FriendFeed now supports multiple author blogs

If you write for a blog with multiple authors, you can now exclude posts written by other authors, so only your posts will show up in your FriendFeed. To use this feature, visit your service settings page, and you will see a "This blog has multiple authors" checkbox in your blog settings.

Thanks to Philipp Lenssen for continuously reminding us to implement this feature :)

FriendFeed options - hide Twitters, mute discussions, and more

Does one of your friends Twitter way too often? Is the long discussion about bacon-flavored cookies getting old? Now you can easily hide individual services from people you are subscribed to, mute individual discussions, and a whole lot more by clicking the "Options" link under an entry in your feed:

Screenshot

We give you a few hide options, so you can, for example, hide someone's Flickr photos until they get commented on or liked, at which point it will re-appear in your feed. In our internal testing, this feature has been an effective way of letting just the "good stuff" through.

Once you set rules to hide some of your friends' activity, you will see a "Show hidden entries" link at the bottom of your feed every time FriendFeed suppresses entries. You can see all the stuff you have hidden (and modify your options) by clicking this link.

Let us know what you think!

Shareaholic now supports FriendFeed

Shareaholic, a Firefox extension that lets you submit pages to a variety of social news and bookmarking services, now supports FriendFeed. To add FriendFeed to your Shareaholic button, click on "Preferences" and check the FriendFeed checkbox. Thanks to Jay Meattle for taking the time to implement the change!

See popular items from your friends-of-friends

Many users have asked that we make it easy for them to see the entries their friends have commented on and "liked." As of today, you will start seeing your friends' comments and "likes" in your own feed.

For example, Paul commented on Fred Wilson's blog post, and I am subscribed to Paul, so now the blog post shows up in my FriendFeed as well:

We highlight your friends' comments within the discussion to make it more obvious why the entry is showing up in your feed.

To maintain privacy, we only apply this "friends-of-friends" view to entries that are public, i.e., the originator of the entry has a public FriendFeed. If your feed is private, your entries and the discussions around those entries will continue to be visible only to those people you explicitly approve. We also don't broadcast the entry past friends-of-friends, no matter how many people comment on it — so if a friend-of-friend comments on your entry, it won't become visible to their friends as well.

We are eagerly looking for feedback on this feature. Our goal is to make the most interesting shared items more prominent so your FriendFeed has a higher percentage of interesting stuff and active discussions. We are pushing this feature out for feedback because it seemed to do a good job at that in our internal testing. You can leave feedback in the comments on this post, or contact us in the FriendFeed discussion group.

Another new FriendFeeder!

There are a handful of websites that I leave open in my browser all of the time: FriendFeed, Gmail, Google Calendar, and Google Reader. These sites all have something in common -- something we're really excited about. But before I explain the connection, I'd like to recount some history about when I was working on Gmail at Google.

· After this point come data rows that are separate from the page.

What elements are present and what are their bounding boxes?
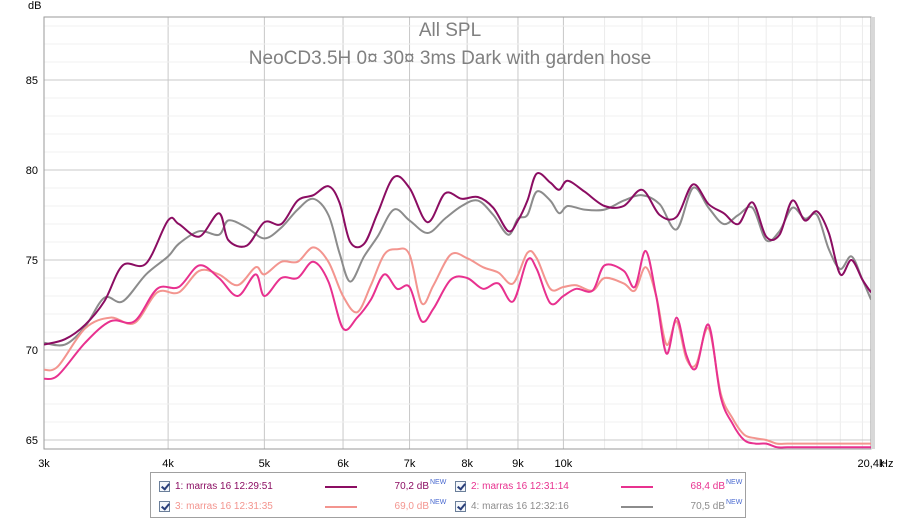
legend-label: 4: marras 16 12:32:16 bbox=[471, 501, 569, 512]
y-tick-label: 65 bbox=[26, 435, 38, 447]
new-badge: NEW bbox=[726, 499, 743, 506]
x-tick-label: 5k bbox=[259, 458, 271, 470]
series-2-checkbox[interactable] bbox=[455, 481, 466, 492]
y-tick-label: 85 bbox=[26, 75, 38, 87]
legend-swatch bbox=[325, 486, 357, 488]
legend-swatch bbox=[621, 506, 653, 508]
legend-swatch bbox=[621, 486, 653, 488]
y-tick-label: 75 bbox=[26, 255, 38, 267]
new-badge: NEW bbox=[430, 479, 447, 486]
spl-chart: 3k 4k 5k 6k 7k 8k 9k 10k 20,4k 65 70 75 80 85 All SPL… bbox=[26, 0, 894, 470]
plot-frame-shadow bbox=[871, 17, 875, 449]
series-lines bbox=[44, 172, 871, 449]
legend-label: 3: marras 16 12:31:35 bbox=[175, 501, 273, 512]
x-tick-label: 8k bbox=[461, 458, 473, 470]
grid-lines bbox=[43, 17, 872, 449]
series-3-checkbox[interactable] bbox=[159, 501, 170, 512]
plot-area bbox=[44, 17, 871, 449]
x-axis-unit: Hz bbox=[880, 458, 893, 470]
series-line-3 bbox=[44, 246, 871, 445]
legend-item-4[interactable]: 4: marras 16 12:32:16 70,5 dB NEW bbox=[455, 498, 745, 516]
series-4-checkbox[interactable] bbox=[455, 501, 466, 512]
new-badge: NEW bbox=[430, 499, 447, 506]
x-tick-label: 3k bbox=[38, 458, 50, 470]
legend-value: 69,0 dB bbox=[394, 501, 429, 512]
series-1-checkbox[interactable] bbox=[159, 481, 170, 492]
series-line-1 bbox=[44, 172, 871, 346]
chart-title: All SPL bbox=[419, 20, 481, 41]
new-badge: NEW bbox=[726, 479, 743, 486]
legend-label: 2: marras 16 12:31:14 bbox=[471, 481, 569, 492]
series-line-2 bbox=[44, 249, 871, 449]
x-tick-label: 10k bbox=[555, 458, 573, 470]
y-tick-label: 70 bbox=[26, 345, 38, 357]
legend-item-2[interactable]: 2: marras 16 12:31:14 68,4 dB NEW bbox=[455, 478, 745, 496]
legend-item-1[interactable]: 1: marras 16 12:29:51 70,2 dB NEW bbox=[159, 478, 449, 496]
legend-value: 70,2 dB bbox=[394, 481, 429, 492]
y-axis-label: dB bbox=[28, 0, 41, 12]
legend-swatch bbox=[325, 506, 357, 508]
legend-label: 1: marras 16 12:29:51 bbox=[175, 481, 273, 492]
x-tick-label: 4k bbox=[162, 458, 174, 470]
x-tick-label: 6k bbox=[337, 458, 349, 470]
chart-subtitle: NeoCD3.5H 0¤ 30¤ 3ms Dark with garden ho… bbox=[249, 48, 651, 69]
series-line-4 bbox=[44, 186, 871, 347]
legend-item-3[interactable]: 3: marras 16 12:31:35 69,0 dB NEW bbox=[159, 498, 449, 516]
legend: 1: marras 16 12:29:51 70,2 dB NEW 2: mar… bbox=[150, 472, 746, 518]
legend-value: 68,4 dB bbox=[690, 481, 725, 492]
y-tick-label: 80 bbox=[26, 165, 38, 177]
x-tick-label: 20,4k bbox=[858, 458, 885, 470]
axes: 3k 4k 5k 6k 7k 8k 9k 10k 20,4k 65 70 75 80 85 bbox=[26, 16, 885, 470]
legend-value: 70,5 dB bbox=[690, 501, 725, 512]
x-tick-label: 7k bbox=[404, 458, 416, 470]
x-tick-label: 9k bbox=[512, 458, 524, 470]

What most people don't know about Gmail, is that Google worked on it for a very long time before releasing it to the world. In fact, we created at least seven distinct versions of the Gmail user interface before the product was ever released. During that time, we experimented with a lot of different interfaces and features, including much of what you see on Gmail today (and some things that never made it into the final product). However, the product never felt "ready" -- the features were there, but they were a little awkward and didn't fit together quite right. Finally, in the later part of 2003, someone new joined the team, a user experience designer named Kevin Fox. Over the course of the next several months, Kevin and the team developed a new Gmail interface (code named "fin"), and finally the features all fit together! That was the interface that we launched with, and to a large extent that is the same interface that Gmail has today (though there have been many improvements). So I'm very grateful to Kevin, because if he hadn't joined the team, Gmail may have never launched.

Eventually, Google brought several other highly talented designers onto the Gmail team, and Kevin was able to move on to other new products. His next big project was Google Calendar, and after that he went to work on the Google Reader 2.0 interface. So the connection among Gmail, Google Calendar, Google Reader, and FriendFeed is, as of today, Kevin Fox.

FriendFeed is already one of my favorite products, but we're not finished yet -- in fact, we're just getting started. We have a lot of big hopes and ideas for FriendFeed, but one of the most difficult aspects of any product is integrating all of your ideas into something simple, cohesive, and broadly appealing. That requires a talent that not many people have. Fortunately Kevin does, and we're thrilled to have him join us here at FriendFeed.